6        L’article 6, paragraphe 2, de la sixième directive est libellé comme suit:

«Sont assimilées à des prestations de services effectuées à titre onéreux:

a)      l’utilisation d’un bien affecté à l’entreprise pour les besoins privés de l’assujetti ou pour ceux de son personnel ou, plus généralement, à des fins étrangères à son entreprise, lorsque ce bien a ouvert droit à une déduction complète ou partielle de la taxe sur la valeur ajoutée;

b)      les prestations de services à titre gratuit effectuées par l’assujetti pour ses besoins privés ou pour ceux de son personnel ou, plus généralement, à des fins étrangères à son entreprise.

Les États membres ont la faculté de déroger aux dispositions de ce paragraphe à condition que cette dérogation ne conduise pas à des distorsions de concurrence.»

7        Aux termes de l’article 17, paragraphes 2 et 6, de la sixième directive:

«2.      Dans la mesure où les biens et les services sont utilisés pour les besoins de ses opérations taxées, l’assujetti est autorisé à déduire de la taxe dont il est redevable:

a)      la taxe sur la valeur ajoutée due ou acquittée pour les biens qui lui sont ou lui seront livrés et pour les services qui lui sont ou lui seront rendus par un autre assujetti;

[…]

6.      Au plus tard avant l’expiration d’une période de quatre ans à compter de la date d’entrée en vigueur de la présente directive, le Conseil, statuant à l’unanimité sur proposition de la Commission, déterminera les dépenses n’ouvrant pas droit à déduction de la taxe sur la valeur ajoutée. En tout état de cause, seront exclues du droit à déduction les dépenses n’ayant pas un caractère strictement professionnel, telles que les dépenses de luxe, de divertissement ou de représentation.

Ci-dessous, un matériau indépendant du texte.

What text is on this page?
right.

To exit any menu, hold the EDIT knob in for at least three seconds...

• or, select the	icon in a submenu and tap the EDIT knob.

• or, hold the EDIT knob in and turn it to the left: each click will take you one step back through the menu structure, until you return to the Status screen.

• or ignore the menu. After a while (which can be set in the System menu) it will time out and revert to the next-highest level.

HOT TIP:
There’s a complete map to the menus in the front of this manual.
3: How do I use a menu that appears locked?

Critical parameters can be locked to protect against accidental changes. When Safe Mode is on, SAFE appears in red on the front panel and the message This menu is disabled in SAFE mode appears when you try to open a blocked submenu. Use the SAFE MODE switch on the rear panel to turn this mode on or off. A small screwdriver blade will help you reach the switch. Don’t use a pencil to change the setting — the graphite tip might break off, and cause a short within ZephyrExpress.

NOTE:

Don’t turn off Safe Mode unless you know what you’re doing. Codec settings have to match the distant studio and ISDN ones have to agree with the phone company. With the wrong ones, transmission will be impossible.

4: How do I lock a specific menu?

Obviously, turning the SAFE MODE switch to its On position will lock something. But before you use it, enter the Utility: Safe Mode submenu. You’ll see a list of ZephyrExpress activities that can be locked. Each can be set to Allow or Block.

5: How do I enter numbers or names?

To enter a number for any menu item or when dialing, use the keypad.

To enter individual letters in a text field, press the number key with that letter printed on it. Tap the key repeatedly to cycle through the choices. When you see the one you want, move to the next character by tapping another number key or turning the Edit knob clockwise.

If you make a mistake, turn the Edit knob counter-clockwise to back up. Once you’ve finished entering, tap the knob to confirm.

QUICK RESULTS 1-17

Jusqu’à l’entrée en vigueur des règles visées ci-dessus, les États membres peuvent maintenir toutes les exclusions prévues par leur législation nationale au moment de l’entrée en vigueur de la présente directive.»

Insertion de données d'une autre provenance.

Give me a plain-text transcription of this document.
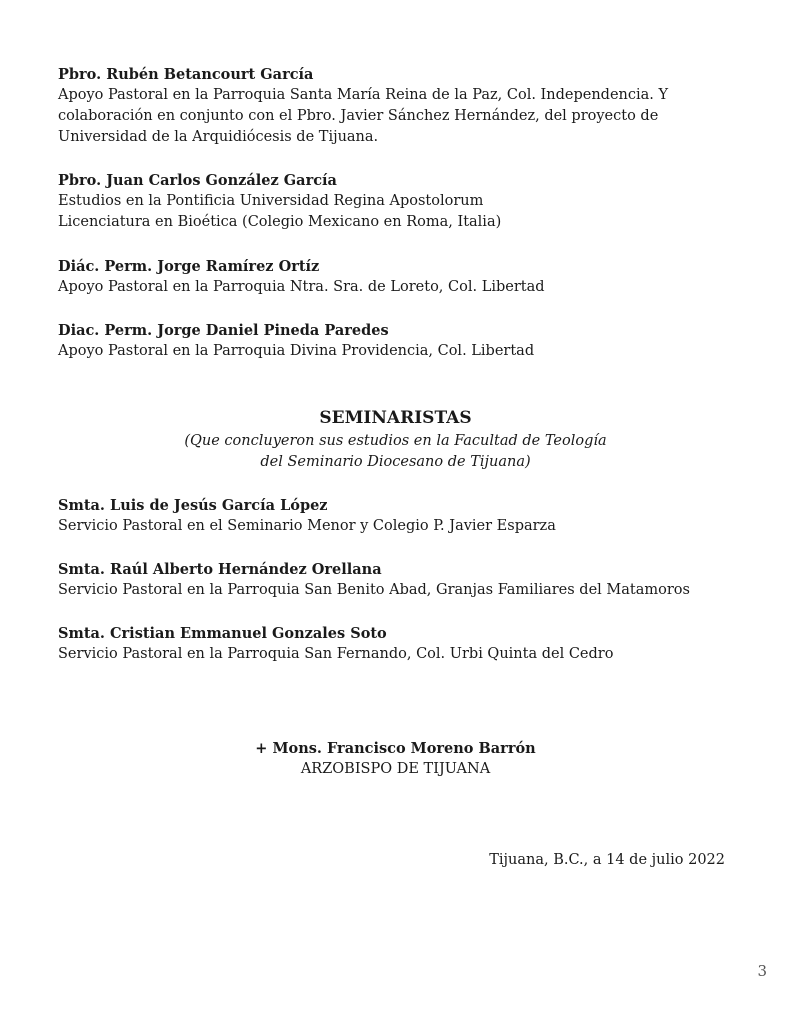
Pbro. Rubén Betancourt García
Apoyo Pastoral en la Parroquia Santa María Reina de la Paz, Col. Independencia. Y
colaboración en conjunto con el Pbro. Javier Sánchez Hernández, del proyecto de
Universidad de la Arquidiócesis de Tijuana.
Pbro. Juan Carlos González García
Estudios en la Pontificia Universidad Regina Apostolorum
Licenciatura en Bioética (Colegio Mexicano en Roma, Italia)
Diác. Perm. Jorge Ramírez Ortíz
Apoyo Pastoral en la Parroquia Ntra. Sra. de Loreto, Col. Libertad
Diac. Perm. Jorge Daniel Pineda Paredes
Apoyo Pastoral en la Parroquia Divina Providencia, Col. Libertad
SEMINARISTAS
(Que concluyeron sus estudios en la Facultad de Teología
del Seminario Diocesano de Tijuana)
Smta. Luis de Jesús García López
Servicio Pastoral en el Seminario Menor y Colegio P. Javier Esparza
Smta. Raúl Alberto Hernández Orellana
Servicio Pastoral en la Parroquia San Benito Abad, Granjas Familiares del Matamoros
Smta. Cristian Emmanuel Gonzales Soto
Servicio Pastoral en la Parroquia San Fernando, Col. Urbi Quinta del Cedro
+ Mons. Francisco Moreno Barrón
ARZOBISPO DE TIJUANA
Tijuana, B.C., a 14 de julio 2022
3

 Le cadre juridique national

8        L’article 2 de la loi de 1968 relative à la taxe sur le chiffre d’affaires (Wet op de omzetbelasting 1968, ci-après la «loi TVA») dispose ce qui suit:

«Est déduite de la taxe due sur les livraisons de biens et prestations de services la taxe due au titre des livraisons de biens et des prestations de services destinées à l’entrepreneur, des acquisitions intracommunautaires de biens réalisées par lui et des importations de biens qui lui sont destinés.»

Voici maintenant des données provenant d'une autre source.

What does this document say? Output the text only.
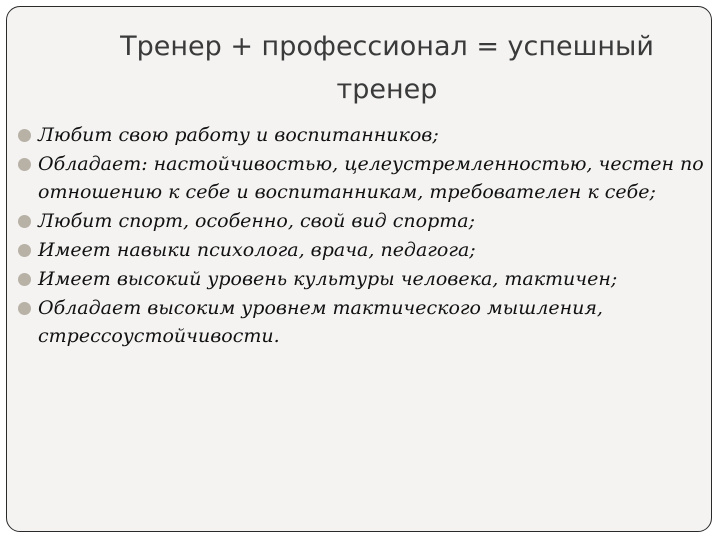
Тренер + профессионал = успешный тренер
Любит свою работу и воспитанников;
Обладает: настойчивостью, целеустремленностью, честен по отношению к себе и воспитанникам, требователен к себе;
Любит спорт, особенно, свой вид спорта;
Имеет навыки психолога, врача, педагога;
Имеет высокий уровень культуры человека, тактичен;
Обладает высоким уровнем тактического мышления, стрессоустойчивости.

9        L’article 15, paragraphe 1, de ladite loi est libellé comme suit:

«La taxe visée à l’article 2 qui est déduite par l’entrepreneur correspond:

a)      à la taxe qui a été portée en compte sur une facture établie conformément aux règles en vigueur par d’autres entrepreneurs, au cours de la période de déclaration, au titre de livraisons de biens et de prestations de services effectuées en faveur de l’entrepreneur;

[…]»

10      L’article 16, paragraphe 1, de la même loi dispose:

«La déduction visée à l’article 15, paragraphe 1, premier alinéa, peut, dans certains cas, être intégralement ou partiellement exclue par arrêté royal afin d’éviter que des biens et des services affectés aux dépenses de luxe, aux besoins de personnes qui ne sont pas entrepreneurs ou […] soient intégralement ou partiellement exonérés de la taxe.»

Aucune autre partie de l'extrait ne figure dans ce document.